C’est un vieux débat qui reprend une vraie actualité avec le lancement d’un parti ouvertement opposé à la monnaie unique européenne en vue des élections législatives et la montée de l’exaspération de l’opinion publique outre-Rhin. Et s’il y avait une chance que l’Allemagne quitte elle-même l’euro ?
Ces Allemands qui n’en peuvent plus de l’euro
Atlantico a publié un décryptage très intéressant sur le nouveau parti « Alternative pour l’Allemagne » (AfD). Ce parti rassemble plutôt des membres de la société civile, économistes, entrepreneurs, journalistes, exaspérés par le mode de fonctionnement de cette UE et qui pensent fondamentalement que la monnaie unique européenne ne peut plus fonctionner en l’état. Ils prônent soit un démontage complet de l’euro, soit son fractionnement en plusieurs monnaies uniques.
Un sondage a indiqué que ce nouveau parti intéresse un quart des électeurs allemands. Sachant que le pays est appelé aux urnes dans cinq mois, cela bouleverse le jeu politique. A priori, le discours d’AfD devrait davantage lui faire mordre sur l’électorat de la CDU et de la CSU, ce qui pourrait mettre Angela Merkel en difficulté. Mais les observateurs soulignent que l’ensemble de la population allemande est de plus en plus exaspéré par l’évolution de la crise de la zone euro.
En effet, les Allemands sont d’autant plus fatigués d’être les cautions de dernier ressort de la zone, que le nombre de pays « aidés » ne cesse d’augmenter. À peine le cinquième pays aidé (Chypre), qu’un sixième (Slovénie) semble devoir frapper à la porte du MES… Pire, alors qu’ils financent ces plans, les Allemands commencent à être fatigués de se voir traiter de nazis par les populations et la presse des pays « aidés », ce qui commence à créer un vrai ressentiment contre l’euro.
Les Allemands peuvent-ils franchir le Rubicon ?
Et outre-Rhin, la population est vent debout contre les solutions proposées par les institutions européennes ou la France. Les euro obligations ? Forte des plus de 80 % de la population qui s’y oppose, Angela Merkel avait dit qu’elles ne se feraient pas de son vivant. Un budget fédéral ? Le transfer union est encore moins populaire car les Allemands ont bien compris que cela pourrait leur coûter très cher. Et la chancelière traîne de plus en plus des pieds sur l’union bancaire européenne.

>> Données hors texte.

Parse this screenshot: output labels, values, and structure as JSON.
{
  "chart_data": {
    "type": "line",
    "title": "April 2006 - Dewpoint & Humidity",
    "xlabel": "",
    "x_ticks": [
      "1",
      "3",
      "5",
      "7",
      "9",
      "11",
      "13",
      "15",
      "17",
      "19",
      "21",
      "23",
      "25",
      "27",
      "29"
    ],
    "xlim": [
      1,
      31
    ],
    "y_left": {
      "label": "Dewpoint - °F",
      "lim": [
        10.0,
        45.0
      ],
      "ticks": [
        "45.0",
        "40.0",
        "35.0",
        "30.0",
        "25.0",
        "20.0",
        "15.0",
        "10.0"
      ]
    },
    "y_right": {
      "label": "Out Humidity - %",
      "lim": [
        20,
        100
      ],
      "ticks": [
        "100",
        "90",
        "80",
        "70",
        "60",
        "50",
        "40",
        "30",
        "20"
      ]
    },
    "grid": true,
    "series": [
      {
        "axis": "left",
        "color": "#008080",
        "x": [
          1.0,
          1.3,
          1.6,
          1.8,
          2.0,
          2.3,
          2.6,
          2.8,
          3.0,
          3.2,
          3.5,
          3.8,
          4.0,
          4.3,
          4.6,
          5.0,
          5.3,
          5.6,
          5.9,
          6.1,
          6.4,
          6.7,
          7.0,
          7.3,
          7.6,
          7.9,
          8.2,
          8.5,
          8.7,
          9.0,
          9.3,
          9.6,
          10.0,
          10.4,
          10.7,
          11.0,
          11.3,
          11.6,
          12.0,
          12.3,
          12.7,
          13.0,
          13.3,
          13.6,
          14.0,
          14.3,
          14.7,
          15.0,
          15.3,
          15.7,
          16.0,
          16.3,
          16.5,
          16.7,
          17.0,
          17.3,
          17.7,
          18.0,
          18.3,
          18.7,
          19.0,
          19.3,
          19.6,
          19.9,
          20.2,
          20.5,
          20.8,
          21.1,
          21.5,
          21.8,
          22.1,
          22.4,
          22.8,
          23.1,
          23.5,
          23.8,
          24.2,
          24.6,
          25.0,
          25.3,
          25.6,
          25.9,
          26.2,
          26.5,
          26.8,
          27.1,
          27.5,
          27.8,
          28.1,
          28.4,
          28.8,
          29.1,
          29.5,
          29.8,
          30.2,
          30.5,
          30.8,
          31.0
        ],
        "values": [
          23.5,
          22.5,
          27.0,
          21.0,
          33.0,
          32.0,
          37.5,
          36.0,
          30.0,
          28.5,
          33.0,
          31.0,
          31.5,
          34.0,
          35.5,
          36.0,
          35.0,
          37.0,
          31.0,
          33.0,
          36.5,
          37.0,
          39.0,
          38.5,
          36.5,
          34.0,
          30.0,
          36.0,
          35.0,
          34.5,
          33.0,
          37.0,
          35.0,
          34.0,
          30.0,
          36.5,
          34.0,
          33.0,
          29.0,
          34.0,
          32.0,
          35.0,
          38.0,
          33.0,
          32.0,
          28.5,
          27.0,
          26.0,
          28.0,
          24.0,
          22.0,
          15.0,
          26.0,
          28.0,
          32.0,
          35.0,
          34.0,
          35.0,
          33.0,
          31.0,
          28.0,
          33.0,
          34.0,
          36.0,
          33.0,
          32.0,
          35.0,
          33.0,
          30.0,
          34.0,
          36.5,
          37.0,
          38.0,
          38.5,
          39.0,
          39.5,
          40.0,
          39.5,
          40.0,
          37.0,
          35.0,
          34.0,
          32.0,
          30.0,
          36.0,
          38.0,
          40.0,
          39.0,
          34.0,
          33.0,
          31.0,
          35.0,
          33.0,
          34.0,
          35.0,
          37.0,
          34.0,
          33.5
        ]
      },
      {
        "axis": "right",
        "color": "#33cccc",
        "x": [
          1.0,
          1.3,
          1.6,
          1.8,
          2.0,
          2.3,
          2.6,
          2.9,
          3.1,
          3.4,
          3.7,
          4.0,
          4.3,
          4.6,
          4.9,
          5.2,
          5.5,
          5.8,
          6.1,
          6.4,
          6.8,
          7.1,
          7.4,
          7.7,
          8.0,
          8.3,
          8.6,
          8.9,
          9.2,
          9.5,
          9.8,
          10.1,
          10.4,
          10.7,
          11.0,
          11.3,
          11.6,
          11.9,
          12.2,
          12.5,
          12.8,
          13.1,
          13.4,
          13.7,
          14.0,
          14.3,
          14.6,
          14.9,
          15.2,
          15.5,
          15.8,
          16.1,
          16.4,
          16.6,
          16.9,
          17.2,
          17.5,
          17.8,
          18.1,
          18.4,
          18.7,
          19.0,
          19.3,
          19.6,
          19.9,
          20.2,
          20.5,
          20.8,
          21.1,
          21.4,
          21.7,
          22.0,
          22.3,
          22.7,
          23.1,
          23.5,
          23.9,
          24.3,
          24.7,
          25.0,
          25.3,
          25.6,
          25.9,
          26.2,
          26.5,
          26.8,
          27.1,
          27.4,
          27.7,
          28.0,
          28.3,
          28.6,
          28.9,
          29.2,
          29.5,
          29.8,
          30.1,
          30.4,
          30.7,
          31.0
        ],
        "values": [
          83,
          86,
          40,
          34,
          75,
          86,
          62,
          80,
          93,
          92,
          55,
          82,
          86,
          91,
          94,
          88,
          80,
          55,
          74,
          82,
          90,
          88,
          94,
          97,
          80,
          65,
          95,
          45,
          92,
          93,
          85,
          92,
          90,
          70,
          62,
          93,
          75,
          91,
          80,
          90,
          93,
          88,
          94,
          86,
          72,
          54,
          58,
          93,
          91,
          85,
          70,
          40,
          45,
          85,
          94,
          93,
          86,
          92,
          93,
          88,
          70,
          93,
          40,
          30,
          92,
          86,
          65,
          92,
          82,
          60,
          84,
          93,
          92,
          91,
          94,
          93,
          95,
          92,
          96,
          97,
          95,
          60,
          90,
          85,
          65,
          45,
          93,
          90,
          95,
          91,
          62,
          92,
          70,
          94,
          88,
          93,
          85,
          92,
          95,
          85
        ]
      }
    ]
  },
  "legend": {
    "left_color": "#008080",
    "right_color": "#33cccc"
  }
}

Nul doute que rien ne bougera en Europe jusqu’aux élections législatives allemandes. Leur résultat sera déterminant pour l’avenir de la monnaie unique européenne. Une poussée de l’AfD pourrait non seulement pousser Angela Merkel à toujours plus d’intransigeance (qui explique que Chypre ait été contrainte de financer une partie importante de son sauvetage, et donc de toucher aux dépôts bancaires), et pourrait compliquer la formation d’une majorité de gouvernement.
Malgré tout, à moins d’un score extrêmement élevé d’AfD, on peut toujours douter que l’Allemagne prenne l’initiative de démonter la monnaie unique européenne, du fait de son histoire. Le plus probable est que Berlin, comme les autres pays créanciers du Nord, continue d’exiger des conditions de plus en plus sévères pour tout nouveau plan, ce qui devrait attiser la révolte des populations dont on a l’audace délirante de dire qu’elles sont aidées, jusqu’à ce qu’une décide de partir.
Le plus incroyable est que les partisans de l’intégration européenne ne prennent pas en compte l’état du débat public allemand, alors que tout indique que Berlin rejettera leurs pseudo-solutions. Le moment fédéraliste est passé. Désormais, Berlin s’y opposera, à part pour assurer qu’elle récupère son argent.